La Topolino in Marocco, la 600 in Polonia - QdS

La Topolino in Marocco, la 600 in Polonia

Carlo Alberto Tregua

La Topolino in Marocco, la 600 in Polonia

sabato 08 Luglio 2023

Fiat decentra all’estero

Da quando il gruppo Fiat è entrato in quello Stellantis, a maggioranza francese, e da quando ha spostato la sede sociale e fiscale ad Amsterdam, il marchio del fu Avvocato ha di fatto perso la sua italianità.
Lo dimostra anche il fatto che nel nostro Paese vengono ormai prodotti cinquecentomila veicoli, mentre in Francia oltre un milione.
Tutto ciò nonostante le promesse del giovane e brillante John Elkann di potenziare la produzione di auto nel nostro Paese.
Ricordiamo che la Fiat è stata sempre un pilastro dell’economia nazionale, tanto che una volta si comunicava: “Lo dice la Fiat”, come a significare che il potere del gruppo Agnelli era possibilmente più forte di quello dello Stato.
Torino fu una calamita per centinaia di migliaia di meridionali, i quali vi si trasferirono per trovare lavoro. La leggenda dice che l’avvocato Agnelli fu fautore della famosa legge 392/78 detta dell’Equo canone, con la quale calmierava gli affitti.

Qualche giorno fa, con la rituale pompa magna, l’ingegnere Elkann, insieme al CEO di Stellantis, Carlos Tavares, ha annunciato urbi et orbi il lancio di una microvettura elettrica denominata Topolino, e di una normale vettura elettrica denominata 600.

Dal punto di vista del marketing, la scelta di rievocare due nomi gloriosi è stata estremamente efficace; dal punto di vista della nostra economia, il lancio è del tutto ininfluente e vi spieghiamo perché.
La Topolino verrà prodotta in Marocco, mentre la 600 verrà prodotta in Polonia. Siccome il maggiore valore aggiunto di un’auto è nella produzione e non nella distribuzione, i due veicoli godranno del margine della vendita e non della produzione. Saranno a tutti gli effetti veicoli stranieri, come quelli giapponesi, cinesi, tedeschi, francesi e via enumerando.
Dunque, l’impegno comunicativo di Elkann è stato disatteso perché, ancora una volta, in quel Gruppo prevalgono gli interessi interni su quelli pubblici.
Del resto, la cosa è perfettamente comprensibile, solo che dovrebbe essere diminuita l’enfasi nell’annunciare “l’italianità” residua del gruppo ex Fiat.
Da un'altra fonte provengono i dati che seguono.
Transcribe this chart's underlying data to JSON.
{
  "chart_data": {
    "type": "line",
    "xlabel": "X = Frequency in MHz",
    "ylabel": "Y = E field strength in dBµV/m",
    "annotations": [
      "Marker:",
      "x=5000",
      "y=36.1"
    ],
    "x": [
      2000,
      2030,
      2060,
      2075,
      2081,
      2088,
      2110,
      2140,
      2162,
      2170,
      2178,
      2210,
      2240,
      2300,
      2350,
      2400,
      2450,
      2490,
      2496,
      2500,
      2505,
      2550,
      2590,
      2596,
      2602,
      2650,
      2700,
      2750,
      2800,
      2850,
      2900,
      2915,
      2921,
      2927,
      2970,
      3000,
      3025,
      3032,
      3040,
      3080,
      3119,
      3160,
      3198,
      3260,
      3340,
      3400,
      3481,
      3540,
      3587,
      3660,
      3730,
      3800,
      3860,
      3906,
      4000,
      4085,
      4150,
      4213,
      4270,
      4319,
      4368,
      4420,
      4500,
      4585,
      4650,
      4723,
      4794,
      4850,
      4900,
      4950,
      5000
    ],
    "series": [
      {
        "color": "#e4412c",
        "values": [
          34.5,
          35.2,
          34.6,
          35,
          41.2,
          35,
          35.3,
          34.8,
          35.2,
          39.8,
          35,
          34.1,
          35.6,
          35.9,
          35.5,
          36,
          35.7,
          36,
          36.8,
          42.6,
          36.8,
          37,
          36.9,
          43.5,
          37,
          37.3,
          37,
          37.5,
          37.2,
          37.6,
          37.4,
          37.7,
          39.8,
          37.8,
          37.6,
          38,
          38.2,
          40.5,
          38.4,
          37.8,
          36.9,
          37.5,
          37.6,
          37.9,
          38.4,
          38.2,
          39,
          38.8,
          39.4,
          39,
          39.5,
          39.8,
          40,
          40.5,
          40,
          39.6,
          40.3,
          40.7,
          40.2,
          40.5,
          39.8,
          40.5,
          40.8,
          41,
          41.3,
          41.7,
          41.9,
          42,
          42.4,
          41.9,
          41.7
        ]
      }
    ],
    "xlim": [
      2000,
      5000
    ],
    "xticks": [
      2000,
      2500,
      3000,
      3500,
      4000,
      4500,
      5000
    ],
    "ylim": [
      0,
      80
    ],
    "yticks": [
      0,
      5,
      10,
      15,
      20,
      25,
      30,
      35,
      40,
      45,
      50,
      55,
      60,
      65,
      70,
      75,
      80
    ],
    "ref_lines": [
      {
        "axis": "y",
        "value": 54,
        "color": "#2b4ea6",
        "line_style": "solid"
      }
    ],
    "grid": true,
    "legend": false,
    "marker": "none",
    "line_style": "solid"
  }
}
La questione oggi in rassegna potrebbe sembrare di secondo piano, ma non ci sembra, perché difendere l’italianità dei prodotti è una necessità di livello nazionale. Il cosiddetto made in Italy – per tanti marchi a livello mondiale – è un grande must del nostro Paese, però i prodotti dovrebbero essere veramente italiani, anche sotto il profilo del controllo azionario. Ma questo non accade più perché aziende estere hanno “ingolfato” marchi celebri, come è accaduto fra le motociclette con il gruppo Ducati o con la gloriosa fabbrica Lamborghini, oggi entrambi di proprietà del gruppo tedesco Volkswagen.

Le acquisizioni estere di fabbriche famose italiane sono in qualche modo bilanciate da acquisizioni di poli nel mondo da parte di gruppi italiani, quindi prevale la concorrenza e la bravura di chi fa crescere le proprie forze e cerca di ammortizzare con l’aumento della produzione i costi, in modo da ottenere maggiori profitti. È la legge di mercato, che però andrebbe contemperata con esigenze sociali.

Non sembri fuori posto l’osservazione che segue sull’eccessivo accumulo di ricchezze in poche mani.
Le ricchezze tassate possono essere accumulate senza alcun problema, dopo appunto avere esaurito il proprio dovere di avere pagato tutte le imposte. Tuttavia, non è possibile assistere ad enormi concentrazioni di decine o centinaia di miliardi di patrimoni che esorbitano qualunque ragionevolezza.
In Svizzera, esiste una patrimoniale annuale dello 0,9 per cento su importi rilevanti. Non dovrebbe quindi destare alcuno scandalo se una tale imposta patrimoniale, ripetiamo, dello 0,9 per cento, fosse applicata in Italia ai patrimoni superiori, poniamo, ai dieci miliardi. Ce lo diceva in un colloquio l’ingegnere Carlo De Benedetti, che sarebbe pronto ad ottemperare nel senso indicato.
La gestione di un Paese è sempre complicata, ma deve guidare il complesso delle regole etiche, eterne, basate su obiettività, ragionevolezza, proporzionalità e buonsenso.